Constituents and other visitors with disabilities often are unable to use those stairs, requiring the lawmakers to meet them in an alternative space or in the often-noisy hallways.
Also aimed at helping solve the Legislature's space problem, lawmakers last spring approved a $38 million capital improvements appropriation to build a new state office building on the grounds of the former Missouri State Penitentiary, about eight blocks east of the Capitol.
They envision having the state Transportation Department move to the new building from its current headquarters - at the southwest corner of Jefferson Street and West Capitol Avenue - leaving that building available for other Capitol offices that are not connected with the Legislature.
Some lawmakers over the years also have argued the statewide elected officials with offices in the Capitol - governor, lieutenant governor, secretary of state, auditor and treasurer - could be moved to other locations.
All but the governor already have offices in other buildings.
But those officeholders, over the years, have said they should at least have a ceremonial office in the Capitol, where visiting voters expect to find them.

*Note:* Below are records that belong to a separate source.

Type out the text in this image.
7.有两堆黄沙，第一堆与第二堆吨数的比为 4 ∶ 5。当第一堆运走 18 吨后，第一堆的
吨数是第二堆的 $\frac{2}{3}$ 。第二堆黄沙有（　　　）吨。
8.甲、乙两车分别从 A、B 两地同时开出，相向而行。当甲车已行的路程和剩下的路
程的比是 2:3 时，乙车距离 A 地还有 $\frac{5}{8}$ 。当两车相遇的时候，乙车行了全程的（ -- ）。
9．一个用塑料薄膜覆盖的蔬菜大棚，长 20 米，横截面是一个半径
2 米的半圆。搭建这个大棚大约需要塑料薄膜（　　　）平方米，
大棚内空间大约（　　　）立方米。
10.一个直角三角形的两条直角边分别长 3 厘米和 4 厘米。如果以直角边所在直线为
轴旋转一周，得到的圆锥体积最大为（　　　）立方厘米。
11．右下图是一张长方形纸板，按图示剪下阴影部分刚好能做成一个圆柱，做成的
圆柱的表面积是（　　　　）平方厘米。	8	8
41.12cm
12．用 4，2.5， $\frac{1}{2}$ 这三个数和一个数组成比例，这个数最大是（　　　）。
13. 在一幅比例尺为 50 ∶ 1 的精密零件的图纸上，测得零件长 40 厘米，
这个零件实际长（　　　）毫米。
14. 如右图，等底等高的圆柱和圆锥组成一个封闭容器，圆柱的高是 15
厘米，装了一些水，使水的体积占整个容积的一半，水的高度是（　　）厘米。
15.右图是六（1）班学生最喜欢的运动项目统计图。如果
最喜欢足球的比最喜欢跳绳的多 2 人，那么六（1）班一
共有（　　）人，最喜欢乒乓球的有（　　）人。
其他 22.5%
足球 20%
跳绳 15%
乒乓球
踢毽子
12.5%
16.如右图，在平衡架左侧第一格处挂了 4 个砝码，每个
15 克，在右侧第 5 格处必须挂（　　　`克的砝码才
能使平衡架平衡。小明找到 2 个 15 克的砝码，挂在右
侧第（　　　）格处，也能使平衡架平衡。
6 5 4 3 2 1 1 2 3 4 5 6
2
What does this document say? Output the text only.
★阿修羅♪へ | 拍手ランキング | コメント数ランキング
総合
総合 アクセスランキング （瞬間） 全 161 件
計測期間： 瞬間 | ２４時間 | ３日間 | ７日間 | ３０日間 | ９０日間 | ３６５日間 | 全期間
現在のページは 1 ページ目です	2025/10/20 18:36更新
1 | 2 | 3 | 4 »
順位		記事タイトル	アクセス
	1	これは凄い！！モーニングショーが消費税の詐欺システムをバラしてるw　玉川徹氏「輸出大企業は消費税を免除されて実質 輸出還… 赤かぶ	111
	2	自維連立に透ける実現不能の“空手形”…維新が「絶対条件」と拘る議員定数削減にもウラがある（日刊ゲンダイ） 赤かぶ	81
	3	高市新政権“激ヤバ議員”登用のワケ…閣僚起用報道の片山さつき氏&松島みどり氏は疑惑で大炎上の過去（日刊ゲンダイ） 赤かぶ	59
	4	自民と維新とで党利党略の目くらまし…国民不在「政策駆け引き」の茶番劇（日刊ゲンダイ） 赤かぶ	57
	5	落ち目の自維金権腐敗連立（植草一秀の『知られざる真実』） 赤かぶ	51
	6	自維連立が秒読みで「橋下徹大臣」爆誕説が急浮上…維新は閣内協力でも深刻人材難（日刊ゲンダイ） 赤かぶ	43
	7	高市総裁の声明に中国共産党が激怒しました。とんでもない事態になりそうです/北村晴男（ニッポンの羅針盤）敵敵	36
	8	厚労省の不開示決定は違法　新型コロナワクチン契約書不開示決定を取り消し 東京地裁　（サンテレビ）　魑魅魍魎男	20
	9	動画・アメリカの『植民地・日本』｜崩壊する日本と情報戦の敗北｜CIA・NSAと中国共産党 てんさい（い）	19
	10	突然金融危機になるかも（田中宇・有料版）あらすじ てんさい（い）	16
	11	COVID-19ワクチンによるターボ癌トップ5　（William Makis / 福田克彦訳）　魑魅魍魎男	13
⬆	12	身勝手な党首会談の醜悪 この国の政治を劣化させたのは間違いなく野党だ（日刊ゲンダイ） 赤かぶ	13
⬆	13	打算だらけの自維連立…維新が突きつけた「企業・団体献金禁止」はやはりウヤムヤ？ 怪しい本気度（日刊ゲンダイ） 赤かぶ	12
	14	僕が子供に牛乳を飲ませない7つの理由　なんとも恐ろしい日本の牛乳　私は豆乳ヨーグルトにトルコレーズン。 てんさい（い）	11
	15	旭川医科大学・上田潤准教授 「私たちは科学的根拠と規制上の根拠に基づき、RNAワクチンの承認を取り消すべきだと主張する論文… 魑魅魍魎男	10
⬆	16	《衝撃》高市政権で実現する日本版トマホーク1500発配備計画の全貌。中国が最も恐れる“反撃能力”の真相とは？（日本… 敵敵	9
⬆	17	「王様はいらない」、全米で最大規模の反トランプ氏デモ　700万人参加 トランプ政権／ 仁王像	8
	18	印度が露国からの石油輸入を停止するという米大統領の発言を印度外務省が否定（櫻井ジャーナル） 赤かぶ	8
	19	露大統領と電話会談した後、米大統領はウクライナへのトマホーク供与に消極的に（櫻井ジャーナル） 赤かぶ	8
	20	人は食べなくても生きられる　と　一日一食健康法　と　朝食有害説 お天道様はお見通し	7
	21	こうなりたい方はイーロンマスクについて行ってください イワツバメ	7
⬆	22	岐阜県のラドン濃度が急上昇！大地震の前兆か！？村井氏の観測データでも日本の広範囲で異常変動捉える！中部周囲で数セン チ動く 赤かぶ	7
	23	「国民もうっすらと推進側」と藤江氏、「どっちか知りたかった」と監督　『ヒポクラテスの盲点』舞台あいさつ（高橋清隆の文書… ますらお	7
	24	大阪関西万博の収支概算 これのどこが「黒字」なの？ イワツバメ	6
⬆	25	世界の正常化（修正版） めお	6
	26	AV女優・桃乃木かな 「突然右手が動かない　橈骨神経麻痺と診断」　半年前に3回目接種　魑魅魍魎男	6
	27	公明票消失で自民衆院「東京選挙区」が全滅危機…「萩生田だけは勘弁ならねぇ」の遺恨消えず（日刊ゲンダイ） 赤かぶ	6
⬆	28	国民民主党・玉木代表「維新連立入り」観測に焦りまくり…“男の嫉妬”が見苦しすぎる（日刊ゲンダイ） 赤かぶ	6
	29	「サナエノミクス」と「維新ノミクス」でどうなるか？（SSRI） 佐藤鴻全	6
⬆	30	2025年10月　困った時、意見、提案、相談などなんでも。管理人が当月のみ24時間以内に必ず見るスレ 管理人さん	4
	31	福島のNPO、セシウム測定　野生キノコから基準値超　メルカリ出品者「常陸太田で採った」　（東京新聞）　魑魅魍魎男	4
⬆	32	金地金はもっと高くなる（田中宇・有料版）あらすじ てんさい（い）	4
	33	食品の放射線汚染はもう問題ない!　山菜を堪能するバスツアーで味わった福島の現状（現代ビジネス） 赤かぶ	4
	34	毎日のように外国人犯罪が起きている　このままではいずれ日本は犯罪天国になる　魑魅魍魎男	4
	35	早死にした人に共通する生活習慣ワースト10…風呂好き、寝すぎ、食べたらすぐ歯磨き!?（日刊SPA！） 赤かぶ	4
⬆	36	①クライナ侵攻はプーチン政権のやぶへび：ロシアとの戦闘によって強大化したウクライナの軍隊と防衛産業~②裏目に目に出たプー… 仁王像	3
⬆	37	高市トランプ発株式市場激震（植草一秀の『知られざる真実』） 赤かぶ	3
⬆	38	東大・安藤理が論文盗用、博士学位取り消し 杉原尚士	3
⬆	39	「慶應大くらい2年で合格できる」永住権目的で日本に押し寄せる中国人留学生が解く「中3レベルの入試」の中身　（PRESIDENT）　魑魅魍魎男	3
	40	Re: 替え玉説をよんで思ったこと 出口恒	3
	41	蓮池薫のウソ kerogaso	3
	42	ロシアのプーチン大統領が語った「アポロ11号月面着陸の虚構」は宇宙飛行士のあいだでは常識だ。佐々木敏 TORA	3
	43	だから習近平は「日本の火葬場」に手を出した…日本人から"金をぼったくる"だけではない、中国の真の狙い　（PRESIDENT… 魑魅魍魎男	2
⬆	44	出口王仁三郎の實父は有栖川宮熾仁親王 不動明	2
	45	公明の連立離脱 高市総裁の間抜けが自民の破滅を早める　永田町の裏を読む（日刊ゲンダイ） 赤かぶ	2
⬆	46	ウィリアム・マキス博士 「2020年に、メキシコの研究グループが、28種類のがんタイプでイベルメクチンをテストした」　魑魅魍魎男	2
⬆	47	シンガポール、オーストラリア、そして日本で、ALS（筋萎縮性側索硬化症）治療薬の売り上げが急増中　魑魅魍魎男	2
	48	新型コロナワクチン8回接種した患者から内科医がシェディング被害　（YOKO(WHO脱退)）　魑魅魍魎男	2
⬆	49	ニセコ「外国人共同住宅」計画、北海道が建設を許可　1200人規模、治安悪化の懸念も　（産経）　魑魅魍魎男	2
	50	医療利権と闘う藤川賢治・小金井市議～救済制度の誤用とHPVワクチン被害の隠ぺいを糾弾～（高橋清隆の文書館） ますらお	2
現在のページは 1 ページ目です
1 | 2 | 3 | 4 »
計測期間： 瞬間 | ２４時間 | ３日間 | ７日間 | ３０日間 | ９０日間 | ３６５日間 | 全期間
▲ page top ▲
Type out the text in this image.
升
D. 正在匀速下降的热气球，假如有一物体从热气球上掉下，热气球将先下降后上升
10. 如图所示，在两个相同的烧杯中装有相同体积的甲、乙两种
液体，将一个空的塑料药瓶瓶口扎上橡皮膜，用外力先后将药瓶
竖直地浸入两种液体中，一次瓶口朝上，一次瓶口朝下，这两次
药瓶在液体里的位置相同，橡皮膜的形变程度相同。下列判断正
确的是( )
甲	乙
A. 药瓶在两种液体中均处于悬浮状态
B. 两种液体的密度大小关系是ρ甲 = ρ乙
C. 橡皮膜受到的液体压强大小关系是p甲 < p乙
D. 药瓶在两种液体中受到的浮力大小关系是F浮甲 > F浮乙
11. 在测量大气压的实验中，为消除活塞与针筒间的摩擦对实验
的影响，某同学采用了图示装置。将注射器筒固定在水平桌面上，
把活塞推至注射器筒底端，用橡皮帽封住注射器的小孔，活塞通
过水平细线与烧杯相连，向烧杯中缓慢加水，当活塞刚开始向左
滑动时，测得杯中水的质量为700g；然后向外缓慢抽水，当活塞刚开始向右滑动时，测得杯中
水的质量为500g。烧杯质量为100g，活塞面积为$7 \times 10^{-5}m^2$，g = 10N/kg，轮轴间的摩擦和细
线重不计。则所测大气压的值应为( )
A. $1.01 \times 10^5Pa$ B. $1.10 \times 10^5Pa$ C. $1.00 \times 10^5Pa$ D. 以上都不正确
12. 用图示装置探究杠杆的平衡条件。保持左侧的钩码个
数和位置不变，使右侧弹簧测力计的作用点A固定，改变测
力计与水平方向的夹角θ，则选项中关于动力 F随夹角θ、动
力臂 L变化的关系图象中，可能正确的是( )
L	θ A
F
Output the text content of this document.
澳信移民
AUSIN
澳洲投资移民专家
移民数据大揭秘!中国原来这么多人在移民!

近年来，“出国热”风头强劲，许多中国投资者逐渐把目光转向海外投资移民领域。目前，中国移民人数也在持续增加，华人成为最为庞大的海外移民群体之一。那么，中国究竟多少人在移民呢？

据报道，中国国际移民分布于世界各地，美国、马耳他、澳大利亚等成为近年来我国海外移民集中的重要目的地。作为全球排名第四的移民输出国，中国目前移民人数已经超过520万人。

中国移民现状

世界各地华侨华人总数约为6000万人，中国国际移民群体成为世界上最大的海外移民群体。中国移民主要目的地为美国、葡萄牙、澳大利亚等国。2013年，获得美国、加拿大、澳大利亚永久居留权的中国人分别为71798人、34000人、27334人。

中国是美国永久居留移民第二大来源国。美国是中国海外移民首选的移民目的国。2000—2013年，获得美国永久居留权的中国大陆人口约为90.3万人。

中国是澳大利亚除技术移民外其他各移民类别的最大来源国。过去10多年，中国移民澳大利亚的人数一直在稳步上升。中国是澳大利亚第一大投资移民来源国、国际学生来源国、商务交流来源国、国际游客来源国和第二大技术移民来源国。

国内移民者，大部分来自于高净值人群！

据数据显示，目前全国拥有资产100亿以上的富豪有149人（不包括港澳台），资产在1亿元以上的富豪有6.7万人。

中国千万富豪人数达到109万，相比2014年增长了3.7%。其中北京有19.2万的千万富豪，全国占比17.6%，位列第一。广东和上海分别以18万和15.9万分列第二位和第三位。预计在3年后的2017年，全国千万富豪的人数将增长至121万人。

Funding for the new building is part of the two-year capital improvements bill, and was withheld from spending last June by Gov. Jay Nixon, as he signed the budget bills into law.
Nixon has questioned the need for "a state office building for bureaucrats" when the state faces other needs for its money.
But, he said last May, putting the $38 million into a two-year bill "isn't a bad way to do it," because that allows administrators to monitor revenues and release the money if the income supports it.
Seeney said the lease for the second and third floors of the post office is divided into five-year pieces, with a 10 percent increase from one level to the next.
"The annual rent is $103,056 for the first five years," she said, then $113,361.60 for the second five years, $124,697.76 each year of the third five years and $137,167.54 for the final five years.
That's a total of $2,391,414.50 over the 20 years, or an average annual cost of $119,570.73.
The capital improvements bill passed last spring also included $50 million for Capitol repairs - almost twice what the governor requested - and that money also was withheld in June.
But that money is targeted at repairing numerous water problems in and under the building, including replacing the large, weather-worn wooden windows.
When released for spending, it would not be used for the other capital improvements projects.